Although interdisciplinary courses are hardly new, Hill's approach stands out for combining five distinct disciplines, for targeting introductory classes, and for including a stint of paid laboratory research in the summer following the course. Ellen Goldey, who chairs the biology department at Wofford College in Spartanburg, South Carolina, says that the University of Richmond effort has inspired other undergraduate institutions to set up similar programmes. “There is an existing model now so they will not need to reinvent the whole wheel,” she says.
Hill says that the extra effort required to integrate multiple disciplines more than pays for itself; the course has prompted cross-disciplinary collaborations in her own work, on gene networks that govern the development of the most basic multicellular creatures. “Now that I have six years of interdisciplinary teaching I can't imagine not doing it,” says Hill.

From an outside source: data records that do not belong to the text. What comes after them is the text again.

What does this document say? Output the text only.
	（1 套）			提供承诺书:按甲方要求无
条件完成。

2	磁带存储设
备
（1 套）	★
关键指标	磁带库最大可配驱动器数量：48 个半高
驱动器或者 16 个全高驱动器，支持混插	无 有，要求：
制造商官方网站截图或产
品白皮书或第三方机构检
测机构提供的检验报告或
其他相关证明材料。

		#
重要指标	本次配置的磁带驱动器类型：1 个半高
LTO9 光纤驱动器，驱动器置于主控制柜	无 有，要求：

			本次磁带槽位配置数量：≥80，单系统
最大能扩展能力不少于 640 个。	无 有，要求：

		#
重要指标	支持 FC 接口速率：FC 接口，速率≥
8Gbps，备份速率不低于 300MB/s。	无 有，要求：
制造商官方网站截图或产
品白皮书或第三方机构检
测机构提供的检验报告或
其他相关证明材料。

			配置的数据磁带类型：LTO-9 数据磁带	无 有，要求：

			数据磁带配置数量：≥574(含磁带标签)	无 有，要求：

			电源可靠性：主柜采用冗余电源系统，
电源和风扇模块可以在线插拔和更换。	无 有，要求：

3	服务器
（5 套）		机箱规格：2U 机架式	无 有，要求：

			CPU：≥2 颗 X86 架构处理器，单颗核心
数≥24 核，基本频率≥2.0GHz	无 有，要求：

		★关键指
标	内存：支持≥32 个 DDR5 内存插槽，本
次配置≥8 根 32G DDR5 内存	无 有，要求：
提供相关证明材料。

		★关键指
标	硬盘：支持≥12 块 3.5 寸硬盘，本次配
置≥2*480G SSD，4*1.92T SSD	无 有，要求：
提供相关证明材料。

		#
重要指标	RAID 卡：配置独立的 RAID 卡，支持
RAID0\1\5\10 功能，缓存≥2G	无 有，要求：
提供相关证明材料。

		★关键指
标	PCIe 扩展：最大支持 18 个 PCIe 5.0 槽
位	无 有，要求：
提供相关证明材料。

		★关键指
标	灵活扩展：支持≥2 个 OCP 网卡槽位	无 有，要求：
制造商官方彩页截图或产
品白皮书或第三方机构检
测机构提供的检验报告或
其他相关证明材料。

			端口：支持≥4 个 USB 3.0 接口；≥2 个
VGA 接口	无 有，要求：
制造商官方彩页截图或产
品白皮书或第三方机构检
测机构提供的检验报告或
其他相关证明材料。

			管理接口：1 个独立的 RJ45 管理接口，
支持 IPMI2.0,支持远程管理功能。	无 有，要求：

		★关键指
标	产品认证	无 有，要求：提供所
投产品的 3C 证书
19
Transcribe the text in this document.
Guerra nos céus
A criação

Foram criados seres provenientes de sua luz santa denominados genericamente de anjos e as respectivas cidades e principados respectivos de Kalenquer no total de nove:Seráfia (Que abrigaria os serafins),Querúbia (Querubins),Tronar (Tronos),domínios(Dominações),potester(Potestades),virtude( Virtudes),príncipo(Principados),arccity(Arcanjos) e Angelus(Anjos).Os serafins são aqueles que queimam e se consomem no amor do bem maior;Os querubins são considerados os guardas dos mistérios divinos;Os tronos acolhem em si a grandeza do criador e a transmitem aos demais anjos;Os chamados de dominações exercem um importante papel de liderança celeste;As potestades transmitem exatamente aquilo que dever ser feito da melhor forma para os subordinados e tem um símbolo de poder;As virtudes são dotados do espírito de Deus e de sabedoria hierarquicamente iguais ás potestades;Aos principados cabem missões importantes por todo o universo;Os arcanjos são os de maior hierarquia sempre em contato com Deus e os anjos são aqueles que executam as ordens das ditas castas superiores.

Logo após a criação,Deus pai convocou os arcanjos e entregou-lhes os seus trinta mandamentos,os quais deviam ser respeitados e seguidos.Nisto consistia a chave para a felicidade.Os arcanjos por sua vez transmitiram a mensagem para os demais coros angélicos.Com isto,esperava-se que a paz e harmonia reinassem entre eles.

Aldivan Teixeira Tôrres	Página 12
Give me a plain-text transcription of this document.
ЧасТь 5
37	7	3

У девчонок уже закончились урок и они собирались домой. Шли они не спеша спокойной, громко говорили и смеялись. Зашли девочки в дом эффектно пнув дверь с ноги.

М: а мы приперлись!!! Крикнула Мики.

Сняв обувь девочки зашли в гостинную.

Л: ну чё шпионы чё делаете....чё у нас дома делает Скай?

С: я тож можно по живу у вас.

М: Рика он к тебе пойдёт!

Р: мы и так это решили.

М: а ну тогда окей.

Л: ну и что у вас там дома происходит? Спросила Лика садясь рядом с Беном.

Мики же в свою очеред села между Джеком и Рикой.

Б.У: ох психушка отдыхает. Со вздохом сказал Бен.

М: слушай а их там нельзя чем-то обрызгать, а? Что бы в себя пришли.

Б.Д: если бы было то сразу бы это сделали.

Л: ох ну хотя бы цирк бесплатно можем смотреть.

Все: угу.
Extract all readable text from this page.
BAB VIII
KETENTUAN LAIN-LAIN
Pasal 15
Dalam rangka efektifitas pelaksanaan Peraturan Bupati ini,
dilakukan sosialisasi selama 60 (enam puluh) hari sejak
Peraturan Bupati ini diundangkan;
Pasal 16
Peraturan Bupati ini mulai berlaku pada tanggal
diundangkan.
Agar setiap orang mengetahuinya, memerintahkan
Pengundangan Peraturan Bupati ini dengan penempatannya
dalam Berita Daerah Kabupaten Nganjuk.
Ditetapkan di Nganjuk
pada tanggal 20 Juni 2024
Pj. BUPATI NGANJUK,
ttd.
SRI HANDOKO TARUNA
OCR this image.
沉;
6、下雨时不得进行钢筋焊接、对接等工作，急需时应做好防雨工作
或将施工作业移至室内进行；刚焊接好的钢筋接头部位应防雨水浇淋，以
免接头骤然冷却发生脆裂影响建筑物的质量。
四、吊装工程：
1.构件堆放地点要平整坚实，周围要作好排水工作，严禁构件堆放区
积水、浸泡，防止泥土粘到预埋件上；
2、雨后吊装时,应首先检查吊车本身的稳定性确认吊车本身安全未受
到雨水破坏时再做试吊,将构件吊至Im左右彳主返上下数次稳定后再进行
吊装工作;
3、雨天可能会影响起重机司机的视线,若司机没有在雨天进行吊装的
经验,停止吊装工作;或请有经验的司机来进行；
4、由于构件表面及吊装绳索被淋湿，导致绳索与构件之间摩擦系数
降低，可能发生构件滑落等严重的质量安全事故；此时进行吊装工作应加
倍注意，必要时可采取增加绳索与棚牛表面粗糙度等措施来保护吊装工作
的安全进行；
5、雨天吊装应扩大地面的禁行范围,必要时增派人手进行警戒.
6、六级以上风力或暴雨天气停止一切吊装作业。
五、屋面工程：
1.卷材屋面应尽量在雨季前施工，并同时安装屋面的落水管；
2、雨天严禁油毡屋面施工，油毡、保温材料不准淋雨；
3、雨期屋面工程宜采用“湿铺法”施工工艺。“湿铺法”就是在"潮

In 2012, the number of students taking interdisciplinary courses doubled at the university, as did efforts to recruit students from a minority background. A companion programme called SMART, now in its second year, serves students with less rigorous high-school preparation. A precollege summer programme full of mentoring and maths helps to prepare students for the interdisciplinary courses. More than 30% of the students who took the integrated class in 2009 and 2010 went on to PhD programmes. Those who take the integrated course are more likely to graduate with a STEM major — 92% versus 60% or less of other undergraduates who start out in STEM. And they also take a greater variety of classes.
Heist, for example, says that the programme helped him to get through upper-level classes that required him to read primary biology literature that incorporated concepts from physics or computer science, and credits the course with broadening his approach to scientific investigation. “It makes you rethink the boundaries you put on things,” he says.